Calling In & Radical Hope

In “Uses of Anger,” Audre Lorde offers a really productive definition of anger: “Anger is a grief of distortions between peers, and its object is change” (p. 129 in my edition of Sister Outsider). Lorde invites everyone into her project of transforming these distortions and instead recognizing the creative power of difference. She asserts that if she fails to recognize the oppressions faced by other queer women and Black women, “then I am contributing not only to each of their oppressions but also to my own” (132).

I love that Lorde foregrounds her belief that honoring differences is what will ultimately enable us to defeat racism, misogyny, homophobia, and other oppressions. She talks about this in the context of her identity as a Black lesbian in both “Uses of Anger” and “Revolutionary Hope.” 
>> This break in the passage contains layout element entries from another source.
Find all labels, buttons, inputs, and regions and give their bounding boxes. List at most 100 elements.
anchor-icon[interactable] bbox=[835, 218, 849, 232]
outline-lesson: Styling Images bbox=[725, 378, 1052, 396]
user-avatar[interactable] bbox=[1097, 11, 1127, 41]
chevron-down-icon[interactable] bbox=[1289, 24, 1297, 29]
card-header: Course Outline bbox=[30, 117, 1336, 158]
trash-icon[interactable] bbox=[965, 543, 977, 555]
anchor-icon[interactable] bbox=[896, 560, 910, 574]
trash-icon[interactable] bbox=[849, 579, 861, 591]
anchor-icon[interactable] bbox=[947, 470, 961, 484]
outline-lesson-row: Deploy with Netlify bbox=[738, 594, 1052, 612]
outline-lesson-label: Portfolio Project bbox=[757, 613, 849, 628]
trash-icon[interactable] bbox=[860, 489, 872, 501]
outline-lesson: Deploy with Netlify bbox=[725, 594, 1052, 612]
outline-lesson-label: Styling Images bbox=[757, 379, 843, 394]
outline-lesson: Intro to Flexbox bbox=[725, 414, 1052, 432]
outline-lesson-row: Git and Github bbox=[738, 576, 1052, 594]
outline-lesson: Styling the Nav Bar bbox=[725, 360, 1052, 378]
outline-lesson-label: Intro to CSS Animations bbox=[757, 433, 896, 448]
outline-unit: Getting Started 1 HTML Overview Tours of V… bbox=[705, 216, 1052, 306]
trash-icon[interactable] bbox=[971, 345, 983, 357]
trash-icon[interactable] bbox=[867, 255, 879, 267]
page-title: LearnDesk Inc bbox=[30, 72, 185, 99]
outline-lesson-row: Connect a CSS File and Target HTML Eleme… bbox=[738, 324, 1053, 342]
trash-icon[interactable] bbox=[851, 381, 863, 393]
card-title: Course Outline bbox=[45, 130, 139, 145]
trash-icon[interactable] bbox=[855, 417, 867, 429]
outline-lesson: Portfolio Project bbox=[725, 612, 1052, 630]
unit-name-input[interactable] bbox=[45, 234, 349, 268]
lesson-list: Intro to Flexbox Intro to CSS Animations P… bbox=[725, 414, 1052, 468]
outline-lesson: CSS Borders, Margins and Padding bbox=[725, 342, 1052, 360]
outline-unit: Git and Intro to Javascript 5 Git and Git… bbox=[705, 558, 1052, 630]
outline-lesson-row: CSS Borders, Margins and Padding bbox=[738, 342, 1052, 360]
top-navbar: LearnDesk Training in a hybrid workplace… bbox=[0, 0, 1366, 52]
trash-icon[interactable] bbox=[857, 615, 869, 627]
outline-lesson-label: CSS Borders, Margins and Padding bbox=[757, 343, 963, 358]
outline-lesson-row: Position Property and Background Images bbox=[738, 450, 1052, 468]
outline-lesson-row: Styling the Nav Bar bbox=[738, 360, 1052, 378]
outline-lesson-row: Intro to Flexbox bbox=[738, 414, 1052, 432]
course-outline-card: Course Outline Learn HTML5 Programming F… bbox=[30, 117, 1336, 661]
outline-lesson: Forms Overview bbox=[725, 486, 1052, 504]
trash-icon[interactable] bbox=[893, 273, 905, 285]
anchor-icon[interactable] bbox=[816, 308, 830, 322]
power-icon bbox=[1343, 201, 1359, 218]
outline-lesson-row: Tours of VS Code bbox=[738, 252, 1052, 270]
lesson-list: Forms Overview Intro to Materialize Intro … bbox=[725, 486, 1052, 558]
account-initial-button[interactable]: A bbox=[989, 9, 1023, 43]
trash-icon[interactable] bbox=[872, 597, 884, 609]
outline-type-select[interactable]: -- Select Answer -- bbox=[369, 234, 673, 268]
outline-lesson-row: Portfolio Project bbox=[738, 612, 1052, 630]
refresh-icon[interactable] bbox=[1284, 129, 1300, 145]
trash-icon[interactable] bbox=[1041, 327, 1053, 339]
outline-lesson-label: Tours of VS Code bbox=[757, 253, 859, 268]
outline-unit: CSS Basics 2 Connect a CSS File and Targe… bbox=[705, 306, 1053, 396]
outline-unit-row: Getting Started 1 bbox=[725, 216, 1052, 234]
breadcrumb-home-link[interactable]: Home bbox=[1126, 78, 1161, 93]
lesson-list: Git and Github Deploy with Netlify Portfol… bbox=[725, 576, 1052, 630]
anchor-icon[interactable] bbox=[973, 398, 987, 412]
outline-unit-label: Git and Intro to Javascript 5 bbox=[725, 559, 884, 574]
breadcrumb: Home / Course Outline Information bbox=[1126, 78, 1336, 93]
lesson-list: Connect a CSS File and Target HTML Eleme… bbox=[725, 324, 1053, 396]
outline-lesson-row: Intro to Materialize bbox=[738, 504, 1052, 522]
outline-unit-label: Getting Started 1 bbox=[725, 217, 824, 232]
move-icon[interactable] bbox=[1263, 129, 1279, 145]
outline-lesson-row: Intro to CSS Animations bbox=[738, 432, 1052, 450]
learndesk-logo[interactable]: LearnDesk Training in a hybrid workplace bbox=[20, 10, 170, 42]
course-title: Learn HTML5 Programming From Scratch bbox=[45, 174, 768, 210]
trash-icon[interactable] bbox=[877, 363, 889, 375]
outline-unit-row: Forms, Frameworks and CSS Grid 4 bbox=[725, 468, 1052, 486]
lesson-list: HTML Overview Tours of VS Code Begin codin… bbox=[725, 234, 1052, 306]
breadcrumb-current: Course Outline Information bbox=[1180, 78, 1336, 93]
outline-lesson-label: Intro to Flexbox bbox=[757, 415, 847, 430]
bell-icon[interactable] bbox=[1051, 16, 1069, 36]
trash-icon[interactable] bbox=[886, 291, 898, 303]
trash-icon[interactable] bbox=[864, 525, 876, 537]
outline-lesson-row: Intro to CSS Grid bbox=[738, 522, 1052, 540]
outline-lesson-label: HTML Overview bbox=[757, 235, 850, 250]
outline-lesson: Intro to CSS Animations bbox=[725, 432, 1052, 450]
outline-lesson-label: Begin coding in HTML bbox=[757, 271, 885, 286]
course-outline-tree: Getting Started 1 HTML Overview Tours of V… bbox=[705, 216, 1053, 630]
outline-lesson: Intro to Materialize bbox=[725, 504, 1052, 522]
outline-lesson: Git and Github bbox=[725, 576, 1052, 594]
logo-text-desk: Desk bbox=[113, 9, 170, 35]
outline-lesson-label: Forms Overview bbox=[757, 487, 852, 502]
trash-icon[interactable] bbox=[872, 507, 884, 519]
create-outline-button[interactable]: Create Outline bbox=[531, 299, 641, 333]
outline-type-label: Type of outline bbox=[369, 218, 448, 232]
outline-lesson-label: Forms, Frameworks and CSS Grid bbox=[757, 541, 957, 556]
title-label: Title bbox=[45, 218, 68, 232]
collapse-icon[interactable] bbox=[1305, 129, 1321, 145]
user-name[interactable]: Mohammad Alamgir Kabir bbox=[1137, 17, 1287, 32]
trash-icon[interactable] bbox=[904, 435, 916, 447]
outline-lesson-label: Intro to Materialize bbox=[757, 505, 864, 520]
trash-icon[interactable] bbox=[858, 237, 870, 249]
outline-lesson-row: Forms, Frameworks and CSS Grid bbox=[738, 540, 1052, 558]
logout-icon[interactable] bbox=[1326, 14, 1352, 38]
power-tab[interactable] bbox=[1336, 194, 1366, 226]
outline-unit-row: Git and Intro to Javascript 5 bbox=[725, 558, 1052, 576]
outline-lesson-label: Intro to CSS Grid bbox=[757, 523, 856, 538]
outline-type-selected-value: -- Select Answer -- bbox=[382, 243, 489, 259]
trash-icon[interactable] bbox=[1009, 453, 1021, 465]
In her conversation with James Baldwin, Lorde calls Baldwin in. Throughout this semester, our class has noted Baldwin’s failure to attend to Black women’s lived experiences. Baldwin’s writing is largely self-reflective, dwelling on his understanding of what it means to be a Black, queer man in the U.S. In this conversation, Lorde listens to Baldwin but also challenges him to gain a deeper understanding of her experience of moving through the world as Black, queer, and female. She does not let him get away with minimizing her experiences: when he says that “in this republic the only real crime is to be a Black man,” she replies, “No, I don’t realize that…. I realize the only crime is to be Black, and that includes me too.” Lorde asks Baldwin to see her—to really see Black women and queer women—to more effectively dismantle racism, sexism, and heterosexism. (I would love to learn more about the relationship between Baldwin and Lorde and how they shaped each other’s views and work.) 

I think this conversation is really powerful because even when Lorde expresses a disagreement with Baldwin, she does so in a way that moves both of them forward and helps them better understand each other. This aspect of their conversation makes the title “Revolutionary Hope” fitting. The power of centering hope is so profound. Elsewhere in Sister Outsider, Lorde talks about how she has learned to speak up even when she is afraid; progress can only be made when oppressive silences are shattered. Lorde’s radically hopeful perspective, by focusing on accountability and reaching across difference, only strengthens Baldwin’s work speaking out about civil rights.